Milton Breivogel, the man who steered Los Angeles County planning during 14 years of enormous expansion and who began many of the programs of rapid transit, freeway construction, low-cost housing and open spaces for neighborhood parks that exist today, has died.

Breivogel was 86 when he died May 18 in Los Angeles. He had retired in 1967, although he served the City of Los Angeles as a zoning code consultant in 1968.

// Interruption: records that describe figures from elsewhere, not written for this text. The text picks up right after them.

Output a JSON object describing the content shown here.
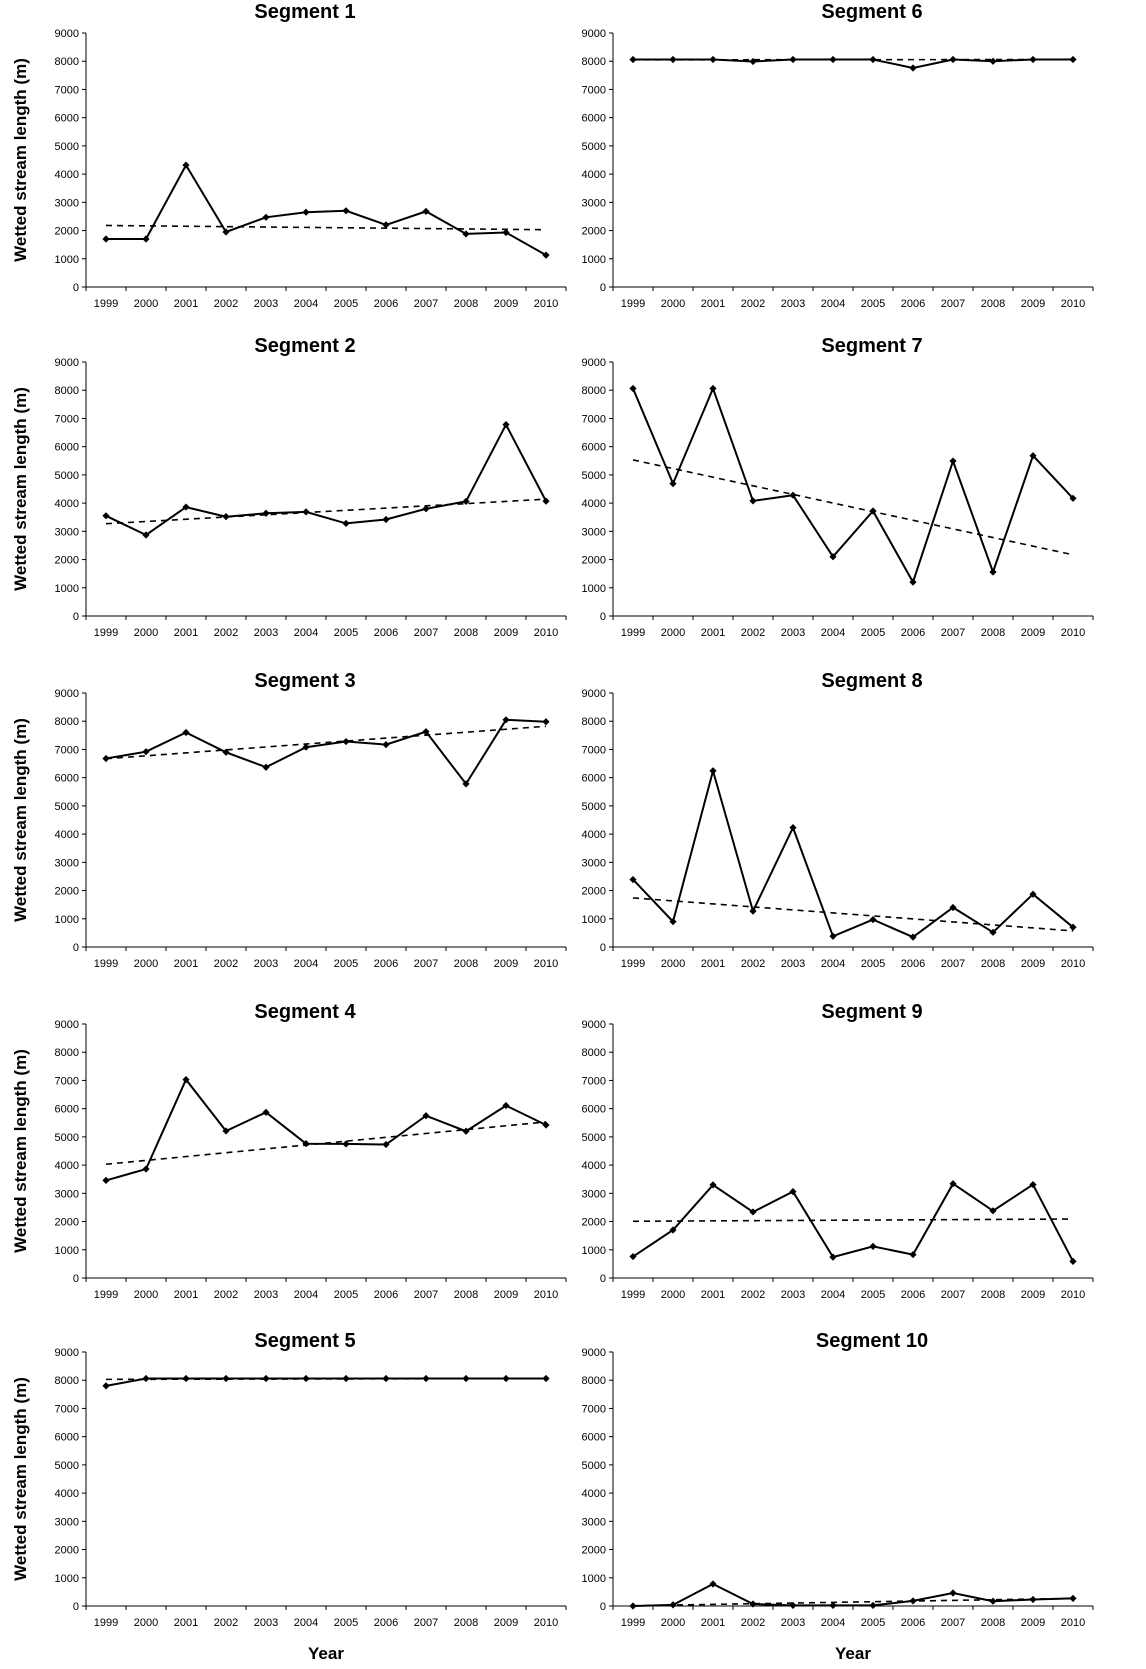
{
  "figure": {
    "ylabel": "Wetted stream length (m)",
    "xlabel": "Year"
  },
  "chart_data": [
    {
      "type": "line",
      "title": "Segment 1",
      "ylabel": "Wetted stream length (m)",
      "xlabel": "",
      "categories": [
        "1999",
        "2000",
        "2001",
        "2002",
        "2003",
        "2004",
        "2005",
        "2006",
        "2007",
        "2008",
        "2009",
        "2010"
      ],
      "yticks": [
        0,
        1000,
        2000,
        3000,
        4000,
        5000,
        6000,
        7000,
        8000,
        9000
      ],
      "ylim": [
        0,
        9000
      ],
      "values": [
        1700,
        1700,
        4320,
        1950,
        2470,
        2650,
        2700,
        2200,
        2680,
        1880,
        1930,
        1130
      ],
      "trendline": [
        2180,
        2030
      ],
      "grid": false,
      "legend": "none"
    },
    {
      "type": "line",
      "title": "Segment 2",
      "ylabel": "Wetted stream length (m)",
      "xlabel": "",
      "categories": [
        "1999",
        "2000",
        "2001",
        "2002",
        "2003",
        "2004",
        "2005",
        "2006",
        "2007",
        "2008",
        "2009",
        "2010"
      ],
      "yticks": [
        0,
        1000,
        2000,
        3000,
        4000,
        5000,
        6000,
        7000,
        8000,
        9000
      ],
      "ylim": [
        0,
        9000
      ],
      "values": [
        3550,
        2870,
        3860,
        3520,
        3640,
        3690,
        3280,
        3420,
        3800,
        4060,
        6780,
        4070
      ],
      "trendline": [
        3270,
        4140
      ],
      "grid": false,
      "legend": "none"
    },
    {
      "type": "line",
      "title": "Segment 3",
      "ylabel": "Wetted stream length (m)",
      "xlabel": "",
      "categories": [
        "1999",
        "2000",
        "2001",
        "2002",
        "2003",
        "2004",
        "2005",
        "2006",
        "2007",
        "2008",
        "2009",
        "2010"
      ],
      "yticks": [
        0,
        1000,
        2000,
        3000,
        4000,
        5000,
        6000,
        7000,
        8000,
        9000
      ],
      "ylim": [
        0,
        9000
      ],
      "values": [
        6680,
        6920,
        7600,
        6900,
        6370,
        7080,
        7280,
        7170,
        7630,
        5780,
        8050,
        7980
      ],
      "trendline": [
        6670,
        7820
      ],
      "grid": false,
      "legend": "none"
    },
    {
      "type": "line",
      "title": "Segment 4",
      "ylabel": "Wetted stream length (m)",
      "xlabel": "",
      "categories": [
        "1999",
        "2000",
        "2001",
        "2002",
        "2003",
        "2004",
        "2005",
        "2006",
        "2007",
        "2008",
        "2009",
        "2010"
      ],
      "yticks": [
        0,
        1000,
        2000,
        3000,
        4000,
        5000,
        6000,
        7000,
        8000,
        9000
      ],
      "ylim": [
        0,
        9000
      ],
      "values": [
        3460,
        3860,
        7030,
        5210,
        5870,
        4760,
        4750,
        4730,
        5750,
        5200,
        6110,
        5420
      ],
      "trendline": [
        4030,
        5530
      ],
      "grid": false,
      "legend": "none"
    },
    {
      "type": "line",
      "title": "Segment 5",
      "ylabel": "Wetted stream length (m)",
      "xlabel": "Year",
      "categories": [
        "1999",
        "2000",
        "2001",
        "2002",
        "2003",
        "2004",
        "2005",
        "2006",
        "2007",
        "2008",
        "2009",
        "2010"
      ],
      "yticks": [
        0,
        1000,
        2000,
        3000,
        4000,
        5000,
        6000,
        7000,
        8000,
        9000
      ],
      "ylim": [
        0,
        9000
      ],
      "values": [
        7800,
        8060,
        8060,
        8060,
        8060,
        8060,
        8060,
        8060,
        8060,
        8060,
        8060,
        8060
      ],
      "trendline": [
        8030,
        8060
      ],
      "grid": false,
      "legend": "none"
    },
    {
      "type": "line",
      "title": "Segment 6",
      "ylabel": "",
      "xlabel": "",
      "categories": [
        "1999",
        "2000",
        "2001",
        "2002",
        "2003",
        "2004",
        "2005",
        "2006",
        "2007",
        "2008",
        "2009",
        "2010"
      ],
      "yticks": [
        0,
        1000,
        2000,
        3000,
        4000,
        5000,
        6000,
        7000,
        8000,
        9000
      ],
      "ylim": [
        0,
        9000
      ],
      "values": [
        8060,
        8060,
        8060,
        7990,
        8060,
        8060,
        8060,
        7760,
        8060,
        8000,
        8060,
        8060
      ],
      "trendline": [
        8050,
        8060
      ],
      "grid": false,
      "legend": "none"
    },
    {
      "type": "line",
      "title": "Segment 7",
      "ylabel": "",
      "xlabel": "",
      "categories": [
        "1999",
        "2000",
        "2001",
        "2002",
        "2003",
        "2004",
        "2005",
        "2006",
        "2007",
        "2008",
        "2009",
        "2010"
      ],
      "yticks": [
        0,
        1000,
        2000,
        3000,
        4000,
        5000,
        6000,
        7000,
        8000,
        9000
      ],
      "ylim": [
        0,
        9000
      ],
      "values": [
        8060,
        4690,
        8060,
        4080,
        4280,
        2100,
        3720,
        1200,
        5490,
        1560,
        5680,
        4170
      ],
      "trendline": [
        5530,
        2170
      ],
      "grid": false,
      "legend": "none"
    },
    {
      "type": "line",
      "title": "Segment 8",
      "ylabel": "",
      "xlabel": "",
      "categories": [
        "1999",
        "2000",
        "2001",
        "2002",
        "2003",
        "2004",
        "2005",
        "2006",
        "2007",
        "2008",
        "2009",
        "2010"
      ],
      "yticks": [
        0,
        1000,
        2000,
        3000,
        4000,
        5000,
        6000,
        7000,
        8000,
        9000
      ],
      "ylim": [
        0,
        9000
      ],
      "values": [
        2390,
        900,
        6240,
        1270,
        4230,
        380,
        970,
        350,
        1400,
        520,
        1870,
        700
      ],
      "trendline": [
        1740,
        570
      ],
      "grid": false,
      "legend": "none"
    },
    {
      "type": "line",
      "title": "Segment 9",
      "ylabel": "",
      "xlabel": "",
      "categories": [
        "1999",
        "2000",
        "2001",
        "2002",
        "2003",
        "2004",
        "2005",
        "2006",
        "2007",
        "2008",
        "2009",
        "2010"
      ],
      "yticks": [
        0,
        1000,
        2000,
        3000,
        4000,
        5000,
        6000,
        7000,
        8000,
        9000
      ],
      "ylim": [
        0,
        9000
      ],
      "values": [
        760,
        1700,
        3300,
        2340,
        3060,
        740,
        1120,
        830,
        3340,
        2380,
        3310,
        590
      ],
      "trendline": [
        2010,
        2090
      ],
      "grid": false,
      "legend": "none"
    },
    {
      "type": "line",
      "title": "Segment 10",
      "ylabel": "",
      "xlabel": "Year",
      "categories": [
        "1999",
        "2000",
        "2001",
        "2002",
        "2003",
        "2004",
        "2005",
        "2006",
        "2007",
        "2008",
        "2009",
        "2010"
      ],
      "yticks": [
        0,
        1000,
        2000,
        3000,
        4000,
        5000,
        6000,
        7000,
        8000,
        9000
      ],
      "ylim": [
        0,
        9000
      ],
      "values": [
        0,
        40,
        780,
        70,
        20,
        20,
        20,
        180,
        460,
        170,
        230,
        270
      ],
      "trendline": [
        10,
        270
      ],
      "grid": false,
      "legend": "none"
    }
  ]
}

He had been principal planner for the city from 1941 to 1953, the year he assumed the county position. During his tenure on the city staff, he helped guide the first freeway plan through the City Council. He also was credited with the zoning guides Los Angeles adopted after World War II.

Advertisement

A native of Wisconsin, Breivogel received civil engineering degrees from the University of Wisconsin and worked as a consultant, helping to complete a master plan for Madison, Wis., before coming to Los Angeles. He went to work as city planner for $300 a month and was faced with the growing traffic snarls that were to have been resolved by the freeway system he advocated.

When he joined the county staff, it was to head what then was the nation’s largest county planning department, charting the growth of a metropolitan region with a population of 7 million.

Survivors include his wife, Frances, a brother and two sisters. Services are scheduled in Wisconsin.